I've been using Kokoro TTS with the CLI app, audiblez, mentioned in the "Similar Projects" section of the README. The model is fast and delivers impressive quality for its small size. Some issues I have faced, however, are: a) It doesn't distinguish periods at the end of sentences from the dots in abbreviations such as "Mr." or "Mrs." The result is an awkward pause between "Mr." and the name. b) It doesn't handle ellipses well. c) Words are pronounced the same way regardless of context.
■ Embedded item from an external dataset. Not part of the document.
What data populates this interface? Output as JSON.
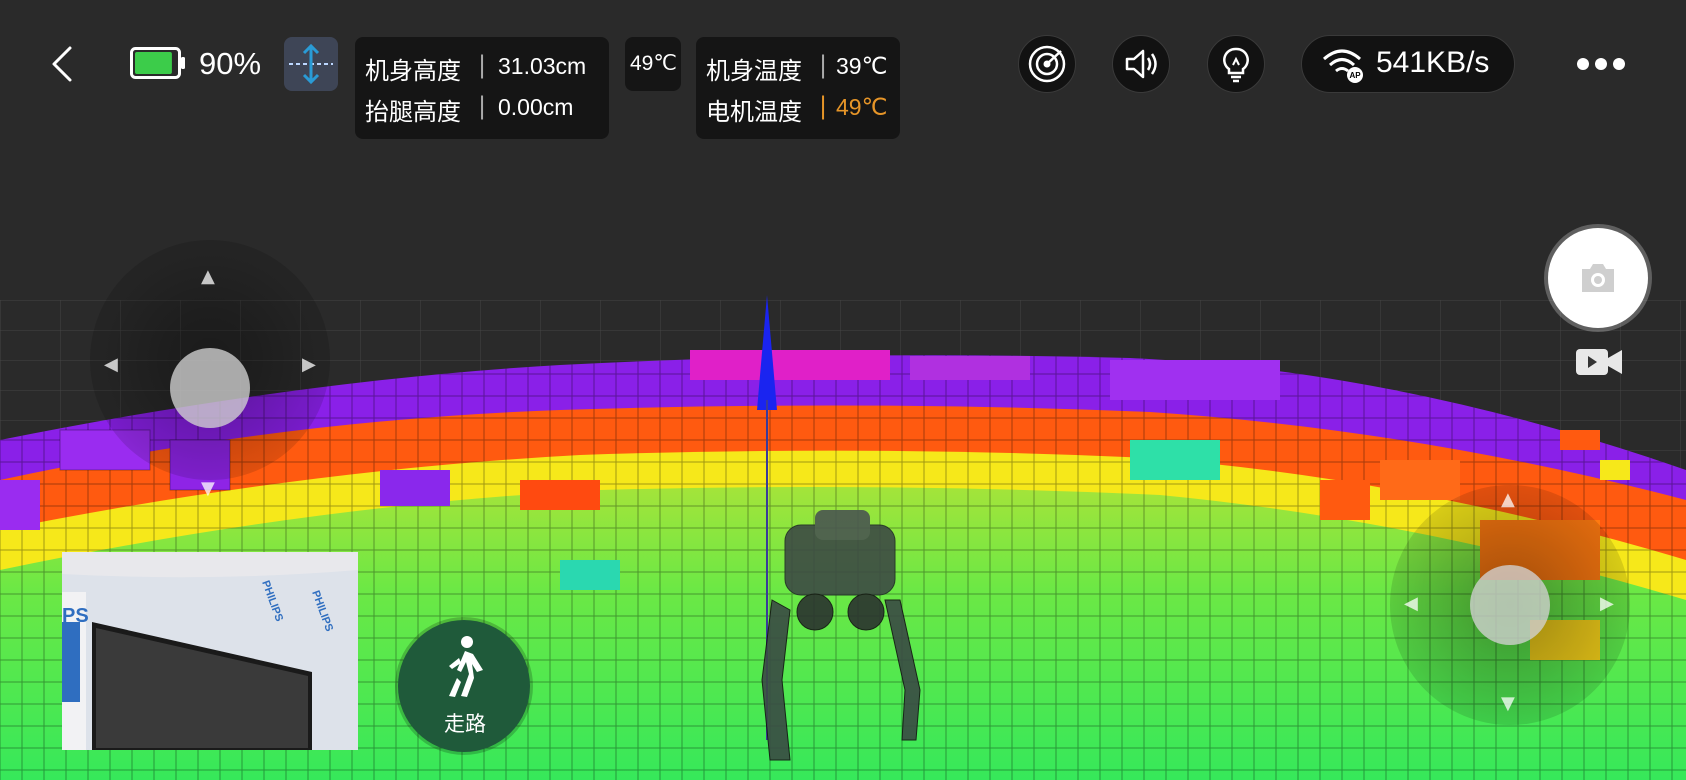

I fixed that here: https://github.com/cpttripzz/audiblez The main problem with Kokoro is how flat and lifeless it sounds. But it is very fast. I prefer Chatterbox tts but it is around 20 times slower and will not work without a GPU

Look into SSML phoneme tags. Some TTS supports it. That was you can use a powerful LLM to fix these issues ahead of TTS

The Mr. / Mrs. thing feels like it would be a pretty easy fix, at least to eliminate a lot of the more common cases.

^ A thought that everyone has had at one point when processing human text before learning the hard way (like end of sentence detection). :P

The difference is that even weak LLMs are good at magically doing this, so I wonder what the problem is for the TTS mentioned above.

Kokoro is small and fast because all the text -> phoneme conversion is done by “dumb code” and only the phoneme -> sound part is done using a neural net.